U.S. Rep. Brad Sherman (D-CA) released a draft of legislation that would exclude investments in China, Russia, Belarus, and Iran from eligibility for lower capital gains tax rates.
Sherman’s No Capital Gains Allowance for American Adversaries Act would amend the U.S. Internal Revenue Code to treat capital gains on all Chinese, Russian, Belarusian, and Iranian stocks as ordinary income. Thus, such investments would not be eligible for the lower capital gains tax rates, and would be taxed as high as 37 percent, rather than 15 to 20 percent for capital gains.
It would also eliminate the “step-up in basis” for Chinese, Russian, Belarusian, and Iranian assets inherited at death. The “step-up in basis” reduces an heir’s tax liability by treating the assets as “costing” its date-of-death value – so increases in value prior to the date-of-death go untaxed.
“Lower tax rates for capital gains on stocks and other assets are designed to incentivize Americans to make investments that grow our economy.

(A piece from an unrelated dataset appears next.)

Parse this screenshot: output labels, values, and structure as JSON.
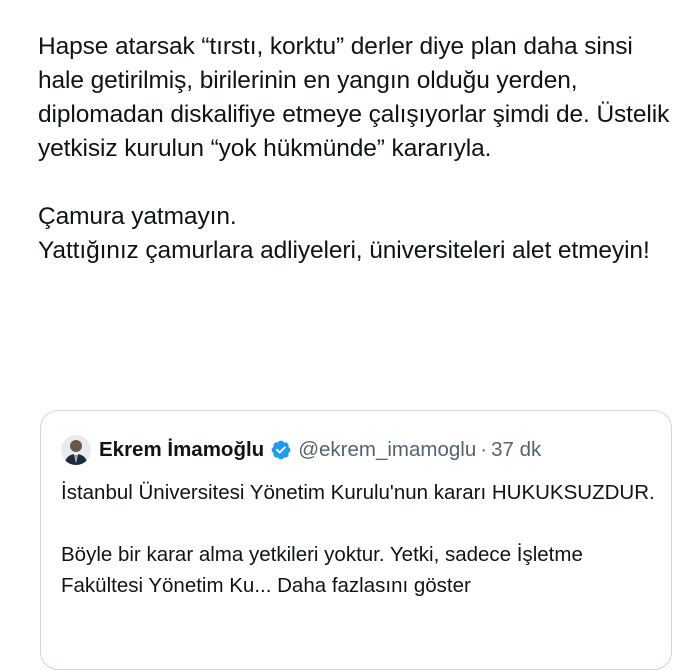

Yet investments made in companies abroad – even in nations undermining U.S. national security interests – are still able to receive this tax incentive,” Sherman said. “It is time to end U.S. tax subsidies for investments that boost adversarial nations’ economies.”
Sherman contends that it is entirely reasonable for the United States to provide incentives for domestic investment that are not available on certain foreign investments, citing the fact that many countries have investment incentives not applicable to some foreign investments.
Sherman is currently recruiting cosponsors for the bill.